The first line of questioning surrounded what Dr. Kathleen Hicks believed were the most significant challenges facing the military industrial base. Dr. Hicks ascertains that uncertain government spending, complex government business and procurement are challenges facing the military industrial base along with the challenges that have followed COVID-19. Additionally, she mentioned that competitive pressure from international actors with regards to the growing global military expenditures has put pressure on our military industrial base. However, there were many suggestions as to possible corrective policies that could go toward strengthening our military industrial and manufacturing base. Dr. Hicks explained “I would ensure the Department works with interagency partners to develop appropriate incentives to spur innovation, maintain and expand domestic industrial capabilities and leverage allied and partner strengths to secure critical components.” In sum, support and innovation from our military industrial and manufacturing base is key to addressing the myriad of pressing issues surrounding the health of our industrial base.

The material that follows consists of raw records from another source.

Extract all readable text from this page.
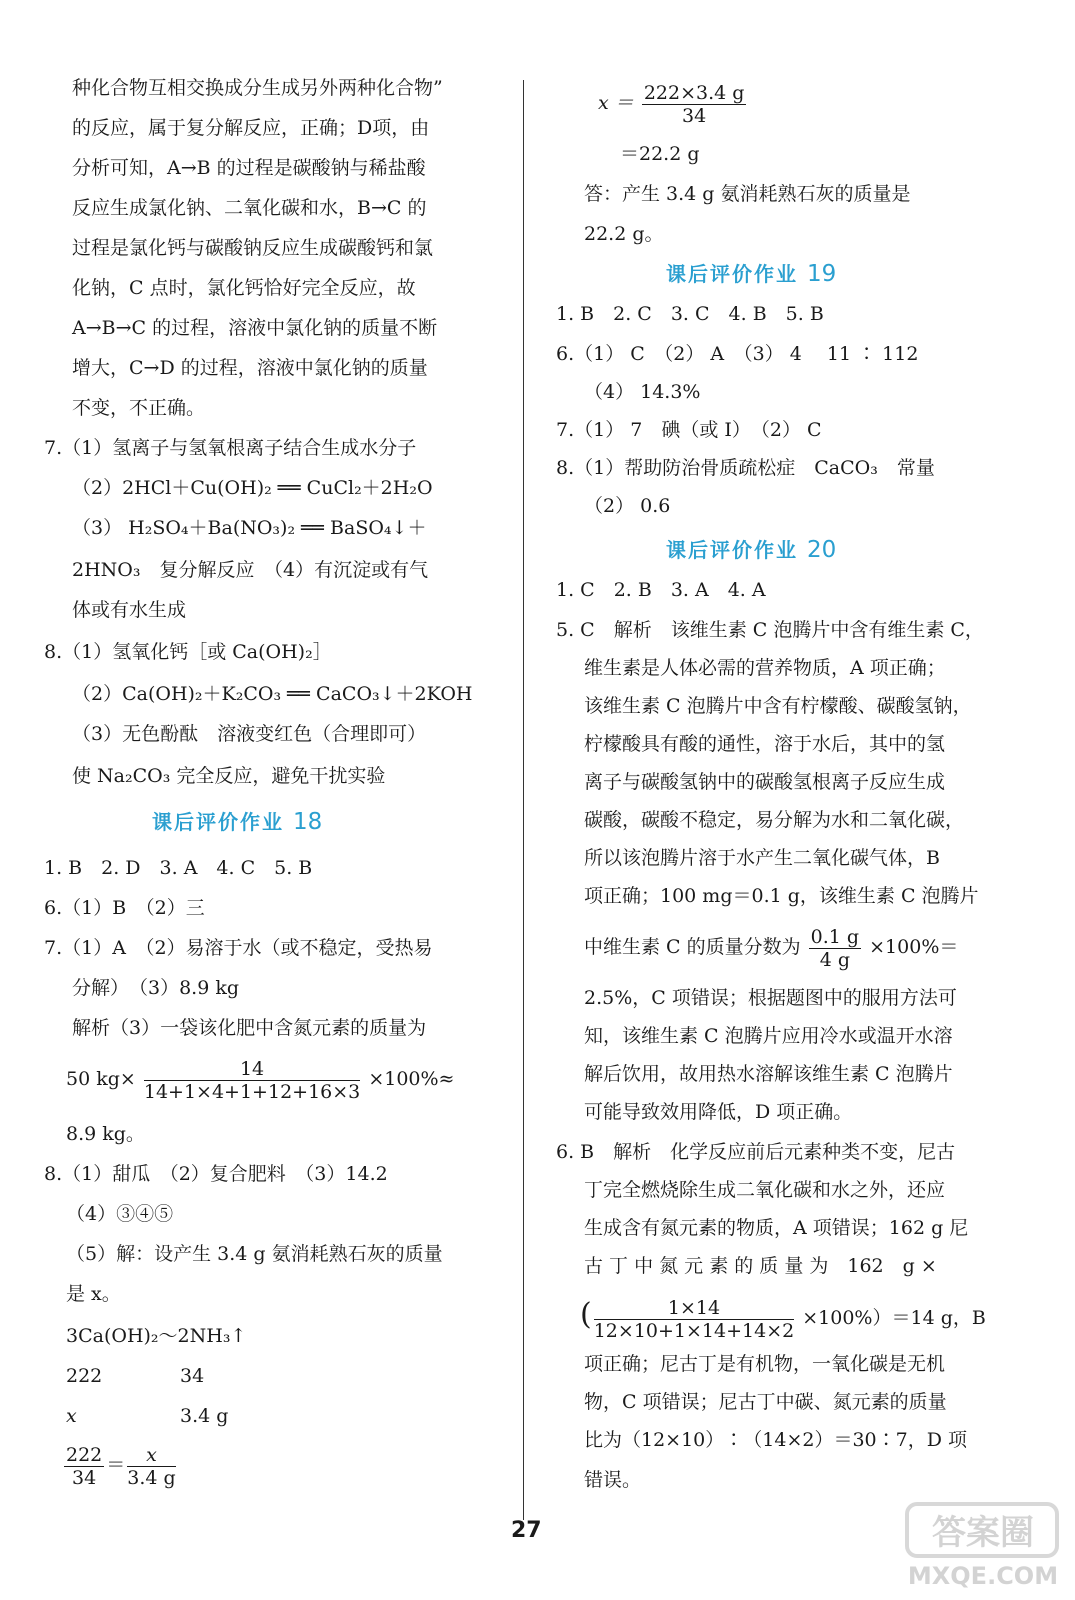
种化合物互相交换成分生成另外两种化合物”
的反应，属于复分解反应，正确；D项，由
分析可知，A→B 的过程是碳酸钠与稀盐酸
反应生成氯化钠、二氧化碳和水，B→C 的
过程是氯化钙与碳酸钠反应生成碳酸钙和氯
化钠，C 点时，氯化钙恰好完全反应，故
A→B→C 的过程，溶液中氯化钠的质量不断
增大，C→D 的过程，溶液中氯化钠的质量
不变，不正确。
7.（1）氢离子与氢氧根离子结合生成水分子
（2）2HCl＋Cu(OH)₂ ══ CuCl₂＋2H₂O
（3） H₂SO₄＋Ba(NO₃)₂ ══ BaSO₄↓＋
2HNO₃　复分解反应　（4）有沉淀或有气
体或有水生成
8.（1）氢氧化钙［或 Ca(OH)₂］
（2）Ca(OH)₂＋K₂CO₃ ══ CaCO₃↓＋2KOH
（3）无色酚酞　溶液变红色（合理即可）
使 Na₂CO₃ 完全反应，避免干扰实验
课后评价作业 18
1. B　2. D　3. A　4. C　5. B
6.（1）B　（2）三
7.（1）A　（2）易溶于水（或不稳定，受热易
分解）　（3）8.9 kg
解析（3）一袋该化肥中含氮元素的质量为
50 $kg\times \frac{14}{14+1\times 4+1+12+16\times 3} \times 100\%\approx$
8.9 kg。
8.（1）甜瓜　（2）复合肥料　（3）14.2
（4）③④⑤
（5）解：设产生 3.4 g 氨消耗熟石灰的质量
是 x。
3Ca(OH)₂～2NH₃↑
222	34
x	3.4 g
$\frac{222}{34} = \frac{x}{3.4 g}$
$x = \frac{222\times 3.4 g}{34}$
＝22.2 g
答：产生 3.4 g 氨消耗熟石灰的质量是
22.2 g。
课后评价作业 19
1. B　2. C　3. C　4. B　5. B
6.（1） C　（2） A　（3） 4　 11 ∶ 112
（4） 14.3%
7.（1） 7　碘（或 I）　（2） C
8.（1）帮助防治骨质疏松症　CaCO₃　常量
（2） 0.6
课后评价作业 20
1. C　2. B　3. A　4. A
5. C　解析　该维生素 C 泡腾片中含有维生素 C，
维生素是人体必需的营养物质，A 项正确；
该维生素 C 泡腾片中含有柠檬酸、碳酸氢钠，
柠檬酸具有酸的通性，溶于水后，其中的氢
离子与碳酸氢钠中的碳酸氢根离子反应生成
碳酸，碳酸不稳定，易分解为水和二氧化碳，
所以该泡腾片溶于水产生二氧化碳气体，B
项正确；100 mg＝0.1 g，该维生素 C 泡腾片
中维生素 C 的质量分数为 $\frac{0.1 g}{4 g} \times 100\%=$
2.5%，C 项错误；根据题图中的服用方法可
知，该维生素 C 泡腾片应用冷水或温开水溶
解后饮用，故用热水溶解该维生素 C 泡腾片
可能导致效用降低，D 项正确。
6. B　解析　化学反应前后元素种类不变，尼古
丁完全燃烧除生成二氧化碳和水之外，还应
生成含有氮元素的物质，A 项错误；162 g 尼
古 丁 中 氮 元 素 的 质 量 为　162　g ×
( $\frac{1\times 14}{12\times 10+1\times 14+14\times 2} \times 100\%)=14$ g，B
项正确；尼古丁是有机物，一氧化碳是无机
物，C 项错误；尼古丁中碳、氮元素的质量
比为（12×10）∶（14×2）＝30∶7，D 项
错误。
27	答案圈
MXQE.COM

Similarly, a series of questions established the role of the DoD in supporting domestic business actors and economic health in general. In response to this line of questions, Dr. Hicks stressed that the DoD must adopt a stronger cooperative relationship with interagency partners and provide the demand for domestic firms and actors to protect critical supply chains and reduce the reliance on the Chinese military industrial base. Moreover, it was stressed that cooperation with our allies was essential because “The department is most effective when it is working in concert with other tools of national power. Our military strength bolsters the work of our diplomats, reinforces our alliances and partnerships, and strengthens our prosperity.” In other words, the United States must take proactive measures to secure our domestic industrial base and limit China’s military modernization while supporting our allies around the globe.
Lastly, the Senate Armed Service Committee questioned how the DoD would better leverage its partners in the National Technology and Industrial Base, other allies, and partners to strengthen the supply chains supporting defense acquisition programs. Dr. Hicks reaffirmed the Biden Administration’s commitment to working with international partners to develop cooperation and collaboration on programs to ensure the health and protection of our military industrial supply chain. This reaffirms the position of the DoD in the recent Industrial Capabilities Report which stressed the recent emergence of new advanced technologies requires cooperation, collaboration, and proper leverage is required to have a military industrial base that is trusted to protect the DoD’s supply chain. In short, Dr. Kathleen Hicks enumerated a strong message surrounding the necessity for efficiency and accountability at the DoD with regards to business operations and regulatory connections between Congress and the military industrial base.